CLAIMSWhat is claimed is:

1. Cosmetic composition for skin brightening comprising cosmetically effective amounts of at least two of (i) bisabolol, (ii) red salvia and (iii) tranexamic acid.

2. Cosmetic composition according to claim 1 comprising cosmetically effective amounts of (i) bisabolol, (ii) red salvia and (iii) tranexamic acid.

3. Cosmetic composition according to claim 1 or 2 further comprising a blended extract of Egyptian Lotus (Nymphaea caerulea) and of Sacred Lotus (Nelumbo nucifera), a resorcinol derivative, kojic acid, niacinamide, palmaria palmata extract and / or combinations thereof.

4. Cosmetic composition according to any of the preceding claims wherein bisabolol is present in an amount between about 0.00001 wt % and about 10 wt % relative to the total weight of the composition.

5. Cosmetic composition according to any of the preceding claims wherein red salvia is present in an amount between about 0.00001 wt % and about 2 wt % relative to the total weight of the composition.

6. Cosmetic composition according to any of the preceding claims wherein tranexamic acid is present in an amount between about 0.001 wt % and about 5 wt % relative to the total weight of the composition.

7. Cosmetic composition according to any of the preceding claims wherein the formulation is for topical administration.

8. Cosmetic composition according to claim 7 wherein the formulation is a solution, a cream, a lotion, an ointment, a gel, a paste, a spray or a powder.

9. Cosmetic composition according to any of claims 7 or 8 wherein the composition is in the form a W / O emulsion, an O / W emulsion, a W / O / W emulsion.

10. Cosmetic composition according to any of the preceding claims further comprising one or more UVA filter, one or more UVB filter and / or one or more UVA / UVB.

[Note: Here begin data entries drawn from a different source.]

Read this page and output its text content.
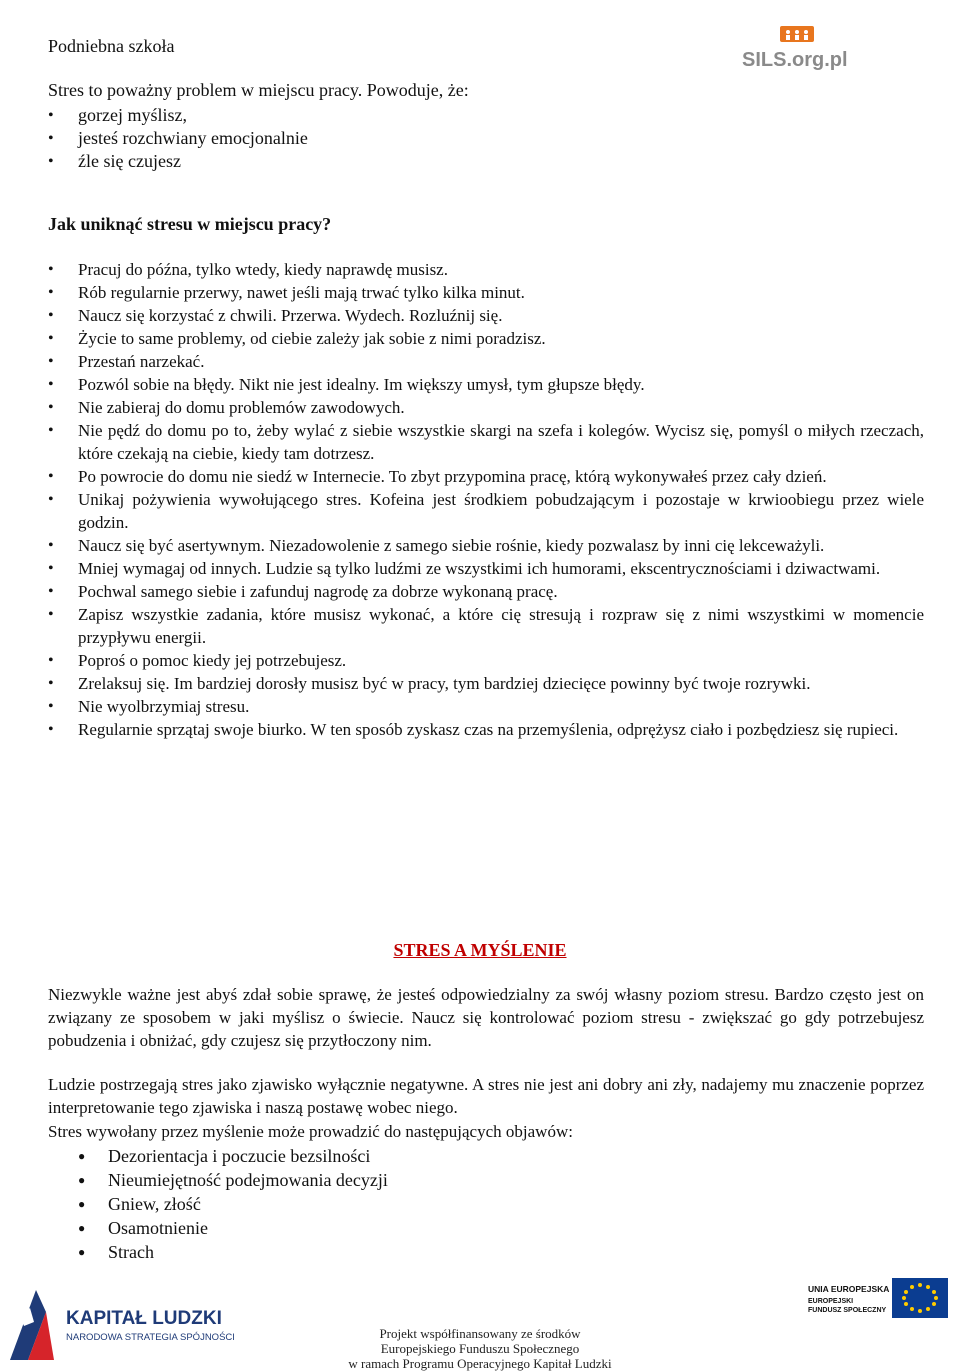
Podniebna szkoła
SILS.org.pl
Stres to poważny problem w miejscu pracy. Powoduje, że:
• gorzej myślisz,
• jesteś rozchwiany emocjonalnie
• źle się czujesz
Jak uniknąć stresu w miejscu pracy?
• Pracuj do późna, tylko wtedy, kiedy naprawdę musisz.
• Rób regularnie przerwy, nawet jeśli mają trwać tylko kilka minut.
• Naucz się korzystać z chwili. Przerwa. Wydech. Rozluźnij się.
• Życie to same problemy, od ciebie zależy jak sobie z nimi poradzisz.
• Przestań narzekać.
• Pozwól sobie na błędy. Nikt nie jest idealny. Im większy umysł, tym głupsze błędy.
• Nie zabieraj do domu problemów zawodowych.
• Nie pędź do domu po to, żeby wylać z siebie wszystkie skargi na szefa i kolegów. Wycisz się, pomyśl o miłych rzeczach, które czekają na ciebie, kiedy tam dotrzesz.
• Po powrocie do domu nie siedź w Internecie. To zbyt przypomina pracę, którą wykonywałeś przez cały dzień.
• Unikaj pożywienia wywołującego stres. Kofeina jest środkiem pobudzającym i pozostaje w krwioobiegu przez wiele godzin.
• Naucz się być asertywnym. Niezadowolenie z samego siebie rośnie, kiedy pozwalasz by inni cię lekceważyli.
• Mniej wymagaj od innych. Ludzie są tylko ludźmi ze wszystkimi ich humorami, ekscentrycznościami i dziwactwami.
• Pochwal samego siebie i zafunduj nagrodę za dobrze wykonaną pracę.
• Zapisz wszystkie zadania, które musisz wykonać, a które cię stresują i rozpraw się z nimi wszystkimi w momencie przypływu energii.
• Poproś o pomoc kiedy jej potrzebujesz.
• Zrelaksuj się. Im bardziej dorosły musisz być w pracy, tym bardziej dziecięce powinny być twoje rozrywki.
• Nie wyolbrzymiaj stresu.
• Regularnie sprzątaj swoje biurko. W ten sposób zyskasz czas na przemyślenia, odprężysz ciało i pozbędziesz się rupieci.
STRES A MYŚLENIE

Niezwykle ważne jest abyś zdał sobie sprawę, że jesteś odpowiedzialny za swój własny poziom stresu. Bardzo często jest on związany ze sposobem w jaki myślisz o świecie. Naucz się kontrolować poziom stresu - zwiększać go gdy potrzebujesz pobudzenia i obniżać, gdy czujesz się przytłoczony nim.

Ludzie postrzegają stres jako zjawisko wyłącznie negatywne. A stres nie jest ani dobry ani zły, nadajemy mu znaczenie poprzez interpretowanie tego zjawiska i naszą postawę wobec niego.

Stres wywołany przez myślenie może prowadzić do następujących objawów:

● Dezorientacja i poczucie bezsilności
● Nieumiejętność podejmowania decyzji
● Gniew, złość
● Osamotnienie
● Strach
KAPITAŁ LUDZKI
NARODOWA STRATEGIA SPÓJNOŚCI
UNIA EUROPEJSKA
EUROPEJSKI
FUNDUSZ SPOŁECZNY
Projekt współfinansowany ze środków
Europejskiego Funduszu Społecznego
w ramach Programu Operacyjnego Kapitał Ludzki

11. Cosmetic composition according to claim 8 wherein the one or more filter is organic or inorganic.

12. Cosmetic composition according to any of the preceding claims, wherein red salvia and bisabol ol are present in a 8: 1 to 15: 1 weight ratio.

13. Cosmetic composition according to claim 12 wherein the vehicle comprises one or more ingredient selected from the group consisting of water and / or one or more oil, alcohol or glycol, preservative, emulsifier, absorption promoter and fragrance and mixtures thereof.

14. Cosmetic composition according to claim 13, wherein the vehicle comprises Hydroxyethyl Acrylate / sodium Acryloyldimethyl Taurate Copolymer & Polyacrylate Crosspolymer -6 as thickener.

15. Cosmetic composition according to any of the preceding claims wherein the composition is not in the form of a dressing or a patch.

16. Cosmetic composition according to any of the preceding claims wherein the red salvia extract is obtained from the flowers, leaves and roots of the plant Salvia miltiorrhiza.

17. Cosmetic composition according to any of the preceding claims, wherein the red salvia extract is obtained from the roots of the plant Salvia miltiorrhiza.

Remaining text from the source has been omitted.